Seminiferous tubule atrophy, germ cell apoptosis, and decreased testicular weight are seen at specific developmental stages in late generation mTR−/− mice. (A) Number of TUNEL-positive cells per 100 seminiferous tubule cross sections from mTR+/+ and mTR−/− G6 mice, compared at day 11 and day 13 postpartum. (B) Relative testis weights of mTR+/+ and mTR−/− G6/G7 mice compared at different postpartum developmental ages. (C) Hematoxylin and eosin-stained testis sections from 12–13 d, 6 wk, and 6-mo-old mTR+/+ and mTR−/− G6 mice (400× magnification).

Figure 5

Underrepresentation of germ cells compared with somatic cells that lack telomere signal in postnatal day 22–24 mTR−/− G5 and G6 mice.
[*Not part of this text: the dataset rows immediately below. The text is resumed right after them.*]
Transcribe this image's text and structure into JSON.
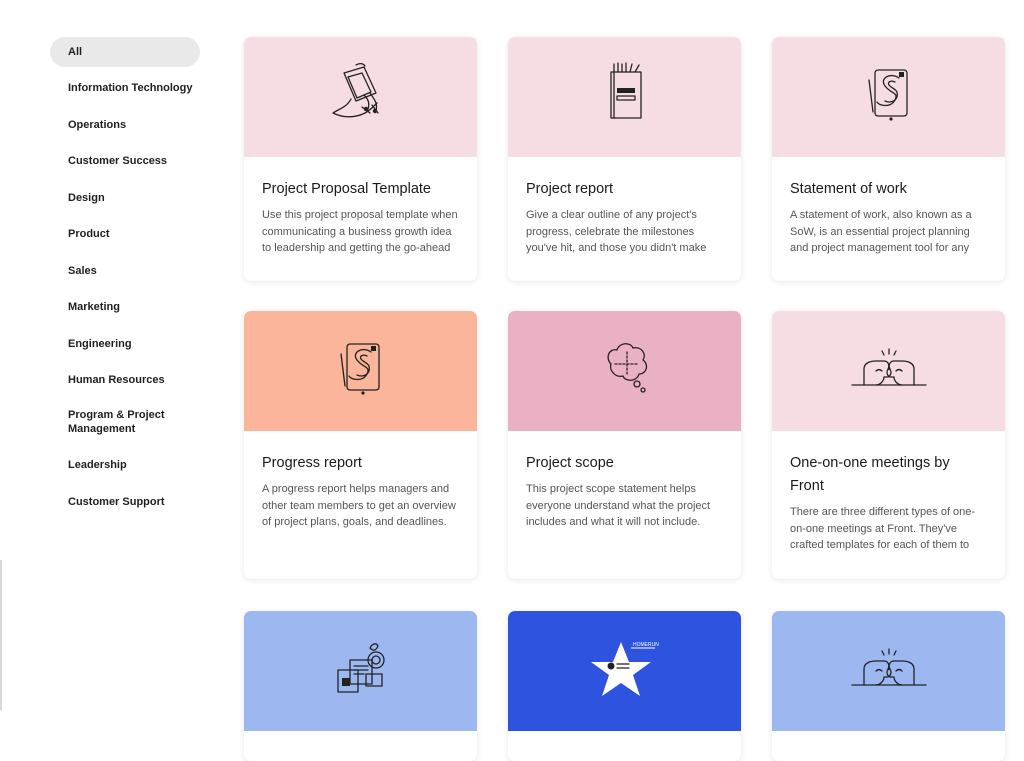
{
  "sidebar": {
    "items": [
      {
        "label": "All",
        "active": true
      },
      {
        "label": "Information Technology"
      },
      {
        "label": "Operations"
      },
      {
        "label": "Customer Success"
      },
      {
        "label": "Design"
      },
      {
        "label": "Product"
      },
      {
        "label": "Sales"
      },
      {
        "label": "Marketing"
      },
      {
        "label": "Engineering"
      },
      {
        "label": "Human Resources"
      },
      {
        "label": "Program & Project Management"
      },
      {
        "label": "Leadership"
      },
      {
        "label": "Customer Support"
      }
    ]
  },
  "cards": [
    {
      "title": "Project Proposal Template",
      "description": "Use this project proposal template when communicating a business growth idea to leadership and getting the go-ahead to get this project",
      "thumb_color": "#f6dde3",
      "icon": "tablet-hand-icon"
    },
    {
      "title": "Project report",
      "description": "Give a clear outline of any project's progress, celebrate the milestones you've hit, and those you didn't make progress with as a team.",
      "thumb_color": "#f6dde3",
      "icon": "notebook-icon"
    },
    {
      "title": "Statement of work",
      "description": "A statement of work, also known as a SoW, is an essential project planning and project management tool for any agile deliverables.",
      "thumb_color": "#f6dde3",
      "icon": "board-game-icon"
    },
    {
      "title": "Progress report",
      "description": "A progress report helps managers and other team members to get an overview of project plans, goals, and deadlines.",
      "thumb_color": "#fab59a",
      "icon": "board-game-icon"
    },
    {
      "title": "Project scope",
      "description": "This project scope statement helps everyone understand what the project includes and what it will not include.",
      "thumb_color": "#eab0c3",
      "icon": "thought-bubble-icon"
    },
    {
      "title": "One-on-one meetings by Front",
      "description": "There are three different types of one-on-one meetings at Front. They've crafted templates for each of them to use.",
      "thumb_color": "#f6dde3",
      "icon": "fist-bump-icon"
    },
    {
      "title": "",
      "description": "",
      "thumb_color": "#9db8f0",
      "icon": "collage-icon"
    },
    {
      "title": "",
      "description": "",
      "thumb_color": "#2d53df",
      "icon": "star-badge-icon",
      "badge_text": "HOMERUN"
    },
    {
      "title": "",
      "description": "",
      "thumb_color": "#9db8f0",
      "icon": "fist-bump-icon"
    }
  ]
}
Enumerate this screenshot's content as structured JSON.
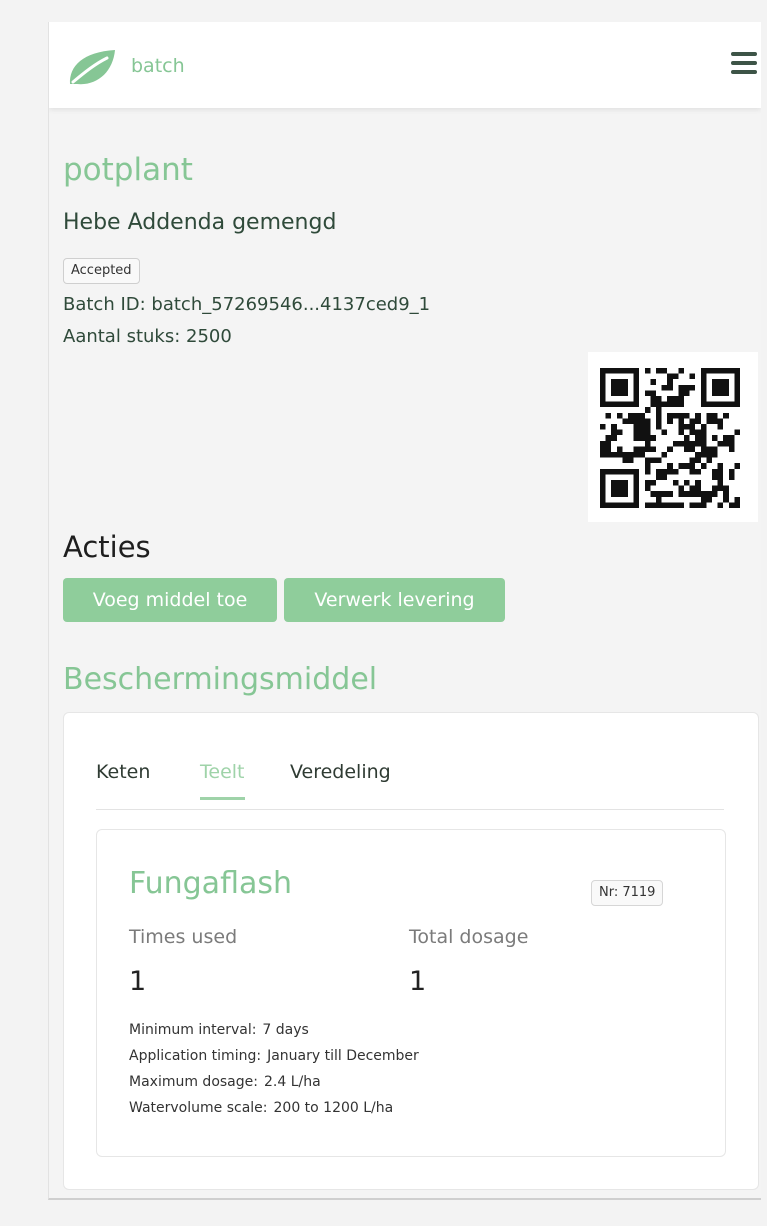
{
  "navbar": {
    "brand": "batch",
    "logo_icon": "leaf-icon",
    "menu_icon": "hamburger-menu-icon"
  },
  "header": {
    "category": "potplant",
    "plant_name": "Hebe Addenda gemengd",
    "status": "Accepted",
    "batch_id": "Batch ID: batch_57269546...4137ced9_1",
    "aantal": "Aantal stuks: 2500"
  },
  "acties": {
    "title": "Acties",
    "buttons": [
      "Voeg middel toe",
      "Verwerk levering"
    ]
  },
  "section": {
    "title": "Beschermingsmiddel",
    "tabs": [
      "Keten",
      "Teelt",
      "Veredeling"
    ],
    "active_tab": "Teelt"
  },
  "product": {
    "name": "Fungaflash",
    "nr": "Nr: 7119",
    "times_used_label": "Times used",
    "times_used": "1",
    "total_dosage_label": "Total dosage",
    "total_dosage": "1",
    "details": [
      {
        "label": "Minimum interval:",
        "value": "7 days"
      },
      {
        "label": "Application timing:",
        "value": "January till December"
      },
      {
        "label": "Maximum dosage:",
        "value": "2.4 L/ha"
      },
      {
        "label": "Watervolume scale:",
        "value": "200 to 1200 L/ha"
      }
    ]
  },
  "colors": {
    "accent": "#86c695",
    "button": "#8fcd9b",
    "text_dark": "#2f4a3a"
  }
}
Metaphases from postnatal day 10 mTR−/− G5 and G6 and postnatal day 22–24 mTR−/− G5 and G6 somatic cells (splenocytes) and germ cells were hybridized with a (TTAGGG)₃ quantitative-FISH probe and scored for the number of chromosome ends without detectable telomere repeats per metaphase. The average from 20 metaphases from each of eight independent postnatal day 10 mTR−/− G5 and G6 or10 independent postnatal day 22–24 mTR−/− G5 and G6 mice is shown.